We are interested in many problems focusing on humas such as (i) facial analysis:
predicting identity, emotions, intent from faces, (ii) human attributes prediction:
the kind of clothes the person is wearing, the accessories the person is wearing,
(iii) pose estimation, (iv) action/activity prediction.
Human Behavior Analysis
Our research direction on human behavior analysis lies in the intersection of
Computer Vision, Signal Processing and Machine Learning. Human behavior is
inherently multimodal, and hence requires combining information from other
modalities (speech or language, for example) with vision. Through the confluence of
these techniques, our goal is to provide a quantitative understanding of individual,
group and social human behavior, in domains, such as, media, education, and health.
Perception/Vision for Robotics
Today, robots are used to perform challenging tasks that were not possible few years ago
because of limited computational and sensor resources. In order to perform these complex
tasks, robots need to sense and understand the environment around them. Depending upon
the task at hand, robots are often equipped with different sensors to perceive their
environment. Two important categories of perception sensors mounted on a robotic
platform are: (i) Range Sensors — 3D/2D lidars, radars, sonars, etc. (ii)
Cameras — perspective, stereo, omnidirectional, etc.
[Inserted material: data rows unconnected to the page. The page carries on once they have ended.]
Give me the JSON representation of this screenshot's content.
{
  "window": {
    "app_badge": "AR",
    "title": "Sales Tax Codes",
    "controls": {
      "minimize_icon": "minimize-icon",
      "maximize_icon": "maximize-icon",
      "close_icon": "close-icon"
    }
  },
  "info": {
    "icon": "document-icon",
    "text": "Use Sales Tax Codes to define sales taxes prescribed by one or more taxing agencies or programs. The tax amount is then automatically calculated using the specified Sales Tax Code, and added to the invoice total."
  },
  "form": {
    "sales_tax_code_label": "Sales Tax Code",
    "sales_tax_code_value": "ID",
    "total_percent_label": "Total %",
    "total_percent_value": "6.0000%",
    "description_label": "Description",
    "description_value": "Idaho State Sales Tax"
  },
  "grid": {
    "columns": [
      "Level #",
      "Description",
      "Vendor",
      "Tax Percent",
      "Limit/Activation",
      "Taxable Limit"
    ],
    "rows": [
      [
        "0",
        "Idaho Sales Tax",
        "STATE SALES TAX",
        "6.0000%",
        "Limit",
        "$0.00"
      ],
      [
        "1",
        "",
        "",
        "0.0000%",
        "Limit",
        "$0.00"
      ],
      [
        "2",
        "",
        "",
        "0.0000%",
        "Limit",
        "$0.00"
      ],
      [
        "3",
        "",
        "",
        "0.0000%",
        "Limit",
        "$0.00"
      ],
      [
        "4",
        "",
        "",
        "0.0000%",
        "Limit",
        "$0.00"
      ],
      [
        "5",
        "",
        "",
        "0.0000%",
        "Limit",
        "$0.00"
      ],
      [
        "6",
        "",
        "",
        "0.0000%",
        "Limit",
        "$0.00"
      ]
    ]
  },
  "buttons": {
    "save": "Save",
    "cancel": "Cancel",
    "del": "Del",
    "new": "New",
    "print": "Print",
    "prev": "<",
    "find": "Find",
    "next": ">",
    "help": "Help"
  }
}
With the recent
advancements in these sensing technologies, the capabilities of robots to perform
difficult tasks has been greatly extended. The computer vision group in IIT Kanpur
is interested in research problems related to sensing for robotics applications. One
such example is autonomous navigation of robots where techniques from computer
vision are used for localization of robots and for obstacle detection and
classification.
Assistive Computer Vision
In this research direction, we investigate the scope of computer vision for
assisting human beings in day-to-day life. We develop algorithms for a class of
related problems in computer vision. This area is becoming more and more practical
with the popularity of wearable cameras (eg. google glasses) and lightweight
computing devices (eg. mobile phones). Our use case centers around a wearable or
portable camera capturing the world around as still images or video streams. The
goal is to provide appropriate inputs to the human to help in a specific set of
tasks. For instance, a visually challenged person uses a wearable camera to know the
surroundings. The automated understanding of the content from the images/videos, is
then used as an alternate input to enrich the interaction with the external world.
For example, this person can read a text or sign, locate a specific object of
interest, anticipate the pose of the object for manipulation, know the identity of a
person around and appreciate the facial expressions of the people around.